According to reports, Trinity has given protesters meeting rooms and offices for meetings, private discussion, computer use, cell phone charging and bathroom visits.

This defense comes in response to critics like Tutu who think Trinity should let protesters use its Duarte Square lot, located at 6th Avenue and Canal Street. Dr. Rev. James H. Cooper disagrees with those who think Trinity should allow OWS members to camp out in the lot as a matter of conscience.

He claimed it would be wrong, unhealthy, and potentially injurious to open an encampment in the lot. He also complained about protesters who vandalized the church’s property while demanding to use it.

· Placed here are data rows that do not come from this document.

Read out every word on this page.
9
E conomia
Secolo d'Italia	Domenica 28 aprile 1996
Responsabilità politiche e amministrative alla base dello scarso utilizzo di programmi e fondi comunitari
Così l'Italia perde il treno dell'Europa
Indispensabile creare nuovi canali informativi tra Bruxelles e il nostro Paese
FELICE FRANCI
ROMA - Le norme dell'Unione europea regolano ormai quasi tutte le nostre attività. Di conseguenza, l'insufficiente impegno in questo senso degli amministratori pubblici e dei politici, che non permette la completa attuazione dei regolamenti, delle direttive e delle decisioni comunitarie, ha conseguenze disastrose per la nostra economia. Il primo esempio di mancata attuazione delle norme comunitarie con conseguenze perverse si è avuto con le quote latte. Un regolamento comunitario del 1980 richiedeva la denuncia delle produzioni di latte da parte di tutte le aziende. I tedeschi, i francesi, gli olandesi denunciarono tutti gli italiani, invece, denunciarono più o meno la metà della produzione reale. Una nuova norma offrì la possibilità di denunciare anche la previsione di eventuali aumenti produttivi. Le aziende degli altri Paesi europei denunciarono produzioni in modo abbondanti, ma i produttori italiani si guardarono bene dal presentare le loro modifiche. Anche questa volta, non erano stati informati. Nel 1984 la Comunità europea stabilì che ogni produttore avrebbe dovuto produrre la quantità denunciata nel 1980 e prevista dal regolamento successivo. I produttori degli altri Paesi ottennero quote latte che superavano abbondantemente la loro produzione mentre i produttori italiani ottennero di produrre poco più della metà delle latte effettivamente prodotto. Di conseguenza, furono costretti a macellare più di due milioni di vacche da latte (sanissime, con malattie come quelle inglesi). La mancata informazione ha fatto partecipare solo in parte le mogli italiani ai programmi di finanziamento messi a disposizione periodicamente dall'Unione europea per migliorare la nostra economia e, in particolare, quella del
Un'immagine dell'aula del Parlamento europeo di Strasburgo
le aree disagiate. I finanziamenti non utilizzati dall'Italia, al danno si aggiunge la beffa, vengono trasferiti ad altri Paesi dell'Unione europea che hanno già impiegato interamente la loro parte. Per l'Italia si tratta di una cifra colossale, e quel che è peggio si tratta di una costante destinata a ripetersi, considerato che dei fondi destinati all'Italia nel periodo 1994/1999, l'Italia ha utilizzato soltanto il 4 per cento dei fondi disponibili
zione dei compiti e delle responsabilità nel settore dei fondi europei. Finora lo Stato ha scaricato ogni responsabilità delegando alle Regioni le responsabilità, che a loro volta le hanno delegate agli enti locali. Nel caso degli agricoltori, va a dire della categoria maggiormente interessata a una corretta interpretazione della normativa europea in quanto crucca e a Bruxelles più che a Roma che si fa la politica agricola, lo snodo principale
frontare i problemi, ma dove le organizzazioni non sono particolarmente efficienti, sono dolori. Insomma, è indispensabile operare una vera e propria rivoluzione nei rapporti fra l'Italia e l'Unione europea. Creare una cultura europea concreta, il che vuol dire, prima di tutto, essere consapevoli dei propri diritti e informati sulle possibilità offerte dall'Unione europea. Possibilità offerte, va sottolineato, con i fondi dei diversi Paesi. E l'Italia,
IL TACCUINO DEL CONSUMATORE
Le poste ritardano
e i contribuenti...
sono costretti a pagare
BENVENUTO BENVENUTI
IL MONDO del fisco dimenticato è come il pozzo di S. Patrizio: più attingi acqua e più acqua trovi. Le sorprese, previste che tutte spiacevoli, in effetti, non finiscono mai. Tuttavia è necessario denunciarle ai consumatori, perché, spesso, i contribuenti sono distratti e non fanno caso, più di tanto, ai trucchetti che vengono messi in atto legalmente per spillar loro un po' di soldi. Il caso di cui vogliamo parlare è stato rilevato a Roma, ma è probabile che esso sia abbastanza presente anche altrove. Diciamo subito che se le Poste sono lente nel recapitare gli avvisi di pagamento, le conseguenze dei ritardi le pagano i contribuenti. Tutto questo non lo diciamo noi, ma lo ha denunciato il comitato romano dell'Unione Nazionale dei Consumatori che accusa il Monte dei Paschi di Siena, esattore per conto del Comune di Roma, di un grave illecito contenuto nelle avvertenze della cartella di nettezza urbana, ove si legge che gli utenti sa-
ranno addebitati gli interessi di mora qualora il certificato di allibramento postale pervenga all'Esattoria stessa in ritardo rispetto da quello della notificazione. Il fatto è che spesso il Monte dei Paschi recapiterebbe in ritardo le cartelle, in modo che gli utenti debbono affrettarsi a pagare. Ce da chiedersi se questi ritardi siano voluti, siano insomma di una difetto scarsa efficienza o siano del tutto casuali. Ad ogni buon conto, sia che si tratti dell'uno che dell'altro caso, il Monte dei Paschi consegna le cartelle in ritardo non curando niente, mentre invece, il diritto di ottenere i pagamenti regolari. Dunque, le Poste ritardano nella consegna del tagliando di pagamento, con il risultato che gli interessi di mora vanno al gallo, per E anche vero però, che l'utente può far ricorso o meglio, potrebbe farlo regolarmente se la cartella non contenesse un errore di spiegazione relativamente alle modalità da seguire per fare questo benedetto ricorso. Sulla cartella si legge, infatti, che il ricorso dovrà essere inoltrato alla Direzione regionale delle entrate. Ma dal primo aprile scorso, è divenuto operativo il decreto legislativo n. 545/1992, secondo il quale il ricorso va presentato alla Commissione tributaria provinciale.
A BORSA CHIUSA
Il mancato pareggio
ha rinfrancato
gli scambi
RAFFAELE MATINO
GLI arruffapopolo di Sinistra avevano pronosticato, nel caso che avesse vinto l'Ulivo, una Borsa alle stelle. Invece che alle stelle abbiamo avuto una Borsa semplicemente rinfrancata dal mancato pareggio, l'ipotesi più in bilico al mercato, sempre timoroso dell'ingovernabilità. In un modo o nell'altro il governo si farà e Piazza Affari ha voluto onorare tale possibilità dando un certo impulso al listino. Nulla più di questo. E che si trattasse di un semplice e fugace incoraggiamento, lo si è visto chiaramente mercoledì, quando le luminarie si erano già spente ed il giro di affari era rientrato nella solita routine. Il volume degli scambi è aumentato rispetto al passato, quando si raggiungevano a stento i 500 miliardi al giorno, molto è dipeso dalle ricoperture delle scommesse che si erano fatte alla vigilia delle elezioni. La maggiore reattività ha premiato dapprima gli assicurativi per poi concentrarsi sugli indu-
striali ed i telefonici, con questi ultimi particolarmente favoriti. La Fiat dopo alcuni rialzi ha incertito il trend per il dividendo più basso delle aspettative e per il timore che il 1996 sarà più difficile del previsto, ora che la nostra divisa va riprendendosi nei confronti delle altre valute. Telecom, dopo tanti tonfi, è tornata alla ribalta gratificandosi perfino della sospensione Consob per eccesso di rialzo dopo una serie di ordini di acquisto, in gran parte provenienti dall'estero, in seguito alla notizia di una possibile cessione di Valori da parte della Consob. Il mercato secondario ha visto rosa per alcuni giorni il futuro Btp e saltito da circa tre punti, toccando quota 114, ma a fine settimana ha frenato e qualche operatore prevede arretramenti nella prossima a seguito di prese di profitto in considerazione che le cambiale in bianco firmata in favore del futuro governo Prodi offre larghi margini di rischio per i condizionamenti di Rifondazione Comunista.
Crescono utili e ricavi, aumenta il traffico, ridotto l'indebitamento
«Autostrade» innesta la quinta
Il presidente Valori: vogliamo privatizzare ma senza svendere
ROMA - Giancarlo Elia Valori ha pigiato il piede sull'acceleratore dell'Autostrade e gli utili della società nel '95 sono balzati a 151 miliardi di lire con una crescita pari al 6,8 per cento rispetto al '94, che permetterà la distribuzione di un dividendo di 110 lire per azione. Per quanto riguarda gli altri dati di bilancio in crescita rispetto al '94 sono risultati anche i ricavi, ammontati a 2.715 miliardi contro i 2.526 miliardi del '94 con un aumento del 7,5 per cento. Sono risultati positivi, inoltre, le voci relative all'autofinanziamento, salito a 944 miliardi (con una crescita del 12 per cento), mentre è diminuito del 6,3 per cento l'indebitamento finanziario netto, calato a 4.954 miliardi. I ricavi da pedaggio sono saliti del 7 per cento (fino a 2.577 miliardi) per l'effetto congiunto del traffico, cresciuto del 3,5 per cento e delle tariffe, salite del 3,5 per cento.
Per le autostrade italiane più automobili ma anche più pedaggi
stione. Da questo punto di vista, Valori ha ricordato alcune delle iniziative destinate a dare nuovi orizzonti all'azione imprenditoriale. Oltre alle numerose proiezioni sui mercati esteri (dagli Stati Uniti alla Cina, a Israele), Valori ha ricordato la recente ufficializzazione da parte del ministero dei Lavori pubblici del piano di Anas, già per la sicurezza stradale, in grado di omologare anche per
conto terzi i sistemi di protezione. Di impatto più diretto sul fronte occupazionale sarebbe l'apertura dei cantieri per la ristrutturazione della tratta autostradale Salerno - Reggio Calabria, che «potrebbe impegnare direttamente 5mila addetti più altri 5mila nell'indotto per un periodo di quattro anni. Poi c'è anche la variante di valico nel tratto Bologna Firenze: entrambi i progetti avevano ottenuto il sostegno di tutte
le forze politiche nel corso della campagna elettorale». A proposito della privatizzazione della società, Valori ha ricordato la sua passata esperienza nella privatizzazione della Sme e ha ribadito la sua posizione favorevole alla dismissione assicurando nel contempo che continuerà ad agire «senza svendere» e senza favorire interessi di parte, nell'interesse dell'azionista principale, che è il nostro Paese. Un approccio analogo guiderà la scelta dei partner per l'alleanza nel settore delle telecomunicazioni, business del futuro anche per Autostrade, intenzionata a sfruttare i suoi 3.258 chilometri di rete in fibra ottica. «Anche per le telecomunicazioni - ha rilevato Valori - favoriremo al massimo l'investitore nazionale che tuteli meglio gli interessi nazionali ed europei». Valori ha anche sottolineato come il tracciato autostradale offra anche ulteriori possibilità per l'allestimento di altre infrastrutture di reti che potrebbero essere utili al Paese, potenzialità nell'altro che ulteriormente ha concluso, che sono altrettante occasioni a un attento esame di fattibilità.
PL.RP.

“Calling this an issue of ‘political sanctuary’ is manipulative and blind to reality,” Cooper said. He added, “Equating the desire to seize this property with uprisings against tyranny is misguided.”

Less than a month ago, three OWS protesters started a hunger strike in front of Duarte Square in protest of Trinity Church’s stance. On Nov. 17, members of OWS were arrested for trying to make a camp in the lot. Since then, some protesters have focused their efforts on forcing the church to give them the land.

Protesters planned a nonviolent occupation of Duarte Square on Saturday, according to The Spectator. Trinity has threatened to respond with police action. Reports say they may mobilize platoons of police in riot gear.

Trinity Church, which owns a substantial amount of New York real estate, is one of the wealthiest churches in New York. Some OWS supporters believe that the church’s ties to wealthy and prominent Wall Street bankers, media, and real estate executives drive these latest responses to protesters.